On January 27, 2011, ‘Garlic’ was stolen from his owners vehicle which was parked outside her employers building.
In a recent article published in the Yellowknifer, NNSL, details taken from the necropsy performed by the Great Slave Medical Hospital revealed just how this tiny one and half year old Chinese Pug died.
It is likely that Garlic died due to collapsed lungs from the blow to his small chest. According to necropsy results it is suspected that the multiple stab wounds inflicted upon Garlic to his chest and rectum area may have been delivered prior to the blow to his chest and that these stab wounds were not enough to have caused his death.
Garlic’s mutilated and beaten body was found in a downtown Yellowknife dumpster approximately an hour after Ms. Baron discovered her car had been broken into and Garlic was missing.
Lloyd Thrasher, a 23 yer old Yellowknife Musician has been charged and remains in custody. Mr. Thrasher was known to Ms. Baron as he often participated in the jam sessions held weekly in the restaurant where Ms. Baron worked, Twist Resto-Lounge. Mr. Thrasher has since been banned from this establishment.
As reported by the Yellowknifer, Thrasher’s lawyer, a Mr. Paul Falvo has removed himself from this case, reason stated being a conflict of interest.
The current NT Dog Act hold a $25.00 fine or maximum of 30 days in jail…..totally ridiculous.
Should Lloyd Thrasher be indicted under the Federal Criminal Code he could face up to five years in prison, if charged and convicted, he could be sentenced via summary conviction and be facing a $10,000 fine and 18 months in prison.
Described as an up and coming young musician Lloyd Thrasher’s profile can be found on Facebook along with the fan club which was started supporting his music. He also has numerous YouTube videos showing him performing at Yellowknife’s Folk on the Rocks, a concert which has been put on yearly as well as performing in other locales in the NT.
This most heinous and barbaric act of violence towards an animal in the Northwest Territories is just one of so many.
A great deal of information has been provided to the Territorial Government on the direct Link between Animal Cruelty and Human Violence. This well researched and studied Link is undeniable and is recognized as a syndrome, similar to OCD and others. The New York times published a five part article on this in 2010:
A report published by the Federal Department of Justice in 2007 which compared the Northwest Territories to the rest of Canada showed that 70% of adults held in custody had been sentenced for violent crimes. It must be remembered that the total population across the NT is less than some of the large major cities in Canada. The reports were on a per capita basis.

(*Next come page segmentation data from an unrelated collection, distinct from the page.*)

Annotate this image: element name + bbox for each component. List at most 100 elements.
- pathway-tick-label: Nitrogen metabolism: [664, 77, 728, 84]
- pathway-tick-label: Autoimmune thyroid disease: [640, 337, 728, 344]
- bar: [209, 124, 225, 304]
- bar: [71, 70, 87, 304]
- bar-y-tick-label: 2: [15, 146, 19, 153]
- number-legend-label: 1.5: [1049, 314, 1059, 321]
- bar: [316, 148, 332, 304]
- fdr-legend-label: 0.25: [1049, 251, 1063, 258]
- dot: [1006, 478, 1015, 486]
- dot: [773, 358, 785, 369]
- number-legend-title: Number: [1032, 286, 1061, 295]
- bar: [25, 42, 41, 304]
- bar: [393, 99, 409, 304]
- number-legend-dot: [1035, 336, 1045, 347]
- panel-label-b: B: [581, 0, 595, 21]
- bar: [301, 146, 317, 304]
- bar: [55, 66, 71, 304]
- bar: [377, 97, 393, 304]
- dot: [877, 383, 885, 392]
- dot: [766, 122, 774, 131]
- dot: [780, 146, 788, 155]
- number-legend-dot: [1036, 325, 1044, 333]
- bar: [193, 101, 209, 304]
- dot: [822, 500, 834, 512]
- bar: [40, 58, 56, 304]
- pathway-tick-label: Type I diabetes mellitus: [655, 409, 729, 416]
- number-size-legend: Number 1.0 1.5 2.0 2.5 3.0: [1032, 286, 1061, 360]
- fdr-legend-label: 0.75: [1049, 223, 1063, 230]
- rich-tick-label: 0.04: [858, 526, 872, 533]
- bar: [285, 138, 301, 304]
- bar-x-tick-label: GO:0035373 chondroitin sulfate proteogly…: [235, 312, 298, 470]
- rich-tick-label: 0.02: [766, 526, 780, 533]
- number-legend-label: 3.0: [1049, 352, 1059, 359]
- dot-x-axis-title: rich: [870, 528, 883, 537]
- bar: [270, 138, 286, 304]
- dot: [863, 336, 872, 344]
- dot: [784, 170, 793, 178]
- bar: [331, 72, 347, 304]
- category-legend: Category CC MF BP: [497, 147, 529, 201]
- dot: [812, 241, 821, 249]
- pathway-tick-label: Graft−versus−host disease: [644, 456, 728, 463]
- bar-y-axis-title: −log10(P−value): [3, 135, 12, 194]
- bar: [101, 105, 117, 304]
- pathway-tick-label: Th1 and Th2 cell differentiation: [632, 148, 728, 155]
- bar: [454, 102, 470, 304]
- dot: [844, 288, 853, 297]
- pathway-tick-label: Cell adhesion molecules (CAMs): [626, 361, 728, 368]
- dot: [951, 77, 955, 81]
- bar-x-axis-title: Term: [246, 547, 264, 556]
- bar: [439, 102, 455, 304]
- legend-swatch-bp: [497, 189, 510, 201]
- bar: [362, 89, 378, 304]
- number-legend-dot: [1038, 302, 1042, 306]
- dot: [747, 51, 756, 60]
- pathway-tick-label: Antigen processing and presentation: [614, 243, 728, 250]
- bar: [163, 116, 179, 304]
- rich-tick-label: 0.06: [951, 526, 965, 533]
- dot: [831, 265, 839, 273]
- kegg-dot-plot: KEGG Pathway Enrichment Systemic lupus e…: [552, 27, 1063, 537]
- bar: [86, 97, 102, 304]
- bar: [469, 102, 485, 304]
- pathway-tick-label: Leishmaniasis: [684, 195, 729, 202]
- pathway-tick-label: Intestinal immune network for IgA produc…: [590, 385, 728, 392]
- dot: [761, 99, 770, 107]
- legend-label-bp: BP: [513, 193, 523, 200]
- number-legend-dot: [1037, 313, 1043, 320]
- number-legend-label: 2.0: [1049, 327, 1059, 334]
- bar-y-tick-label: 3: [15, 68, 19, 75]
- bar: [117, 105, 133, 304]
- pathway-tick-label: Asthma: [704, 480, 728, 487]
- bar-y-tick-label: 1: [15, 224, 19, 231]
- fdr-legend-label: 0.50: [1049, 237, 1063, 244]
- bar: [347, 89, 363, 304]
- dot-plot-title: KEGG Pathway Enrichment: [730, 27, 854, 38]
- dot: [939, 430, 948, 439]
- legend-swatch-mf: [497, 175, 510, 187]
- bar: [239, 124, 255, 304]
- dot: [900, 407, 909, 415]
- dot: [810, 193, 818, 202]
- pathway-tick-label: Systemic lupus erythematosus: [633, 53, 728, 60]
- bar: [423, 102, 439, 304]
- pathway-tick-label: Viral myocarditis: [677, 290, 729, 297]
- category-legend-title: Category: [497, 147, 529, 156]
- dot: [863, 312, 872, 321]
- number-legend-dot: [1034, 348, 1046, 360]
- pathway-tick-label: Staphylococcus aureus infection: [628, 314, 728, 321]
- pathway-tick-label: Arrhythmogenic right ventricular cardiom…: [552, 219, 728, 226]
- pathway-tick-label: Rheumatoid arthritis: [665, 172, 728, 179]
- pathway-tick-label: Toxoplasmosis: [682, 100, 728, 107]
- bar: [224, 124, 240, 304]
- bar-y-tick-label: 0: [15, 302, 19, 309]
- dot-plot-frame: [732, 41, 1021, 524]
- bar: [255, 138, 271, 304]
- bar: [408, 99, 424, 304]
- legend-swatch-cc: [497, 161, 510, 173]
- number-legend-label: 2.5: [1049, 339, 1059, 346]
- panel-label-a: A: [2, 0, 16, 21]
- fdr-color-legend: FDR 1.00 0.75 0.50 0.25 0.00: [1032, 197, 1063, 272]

It has also been reported via media that there has been a 43% increase in violent crime in the NT since 2007.
“Understanding Family Violence and Sexual Assault in the Territories, First Nations, Inuit and Métis Peoples”
Statistics Canada also published their own report, which can be found on their government website.
Already given the dubious distinction of being the “Best Place to Abuse Animals” by the Animal Legal Defense Fund two years in a row, the NT is now seen as:
18 Oct 2010 … Canada’s most violent region. Talk to people living in the North about why the violent crime rate is so high compared to the rest of Canada …
This week, Kam Lake MLA David Ramsay, bravely called for a review of the North Slave Correctional Centers program for inmates.
So, logically is it safe to say that there is a definite problem? A problem in how violent repeat and new offenders are sentenced and handled? Unless one is blind to the statistics, and to the number of incidents, cases and convictions reported, as well as the lenient sentences handed out, something is not working very well.
Unfortunately the programs already in place such as anger management and drug/alcohol rehab appear to not be as effective and successful as had been hoped. Certainly those individuals convicted of repeat violent crimes, need far greater in-depth treatment than can be provided at the facilities located in the Northwest Territories. Many of these offenders themselves carry the emotional and psychological scars of violent abuse which was inflicted upon them during their own lives. The cycle repeats itself over and over again.
The need for improved and expanded Women’s Shelters, revamped programs, up-to-date effective medical treatment, and sentencing of repeat violent offenders is somewhat evident.
“Garlic” paid with his life. Ms. Baron, her family and friends, are also victims of this brutal crime.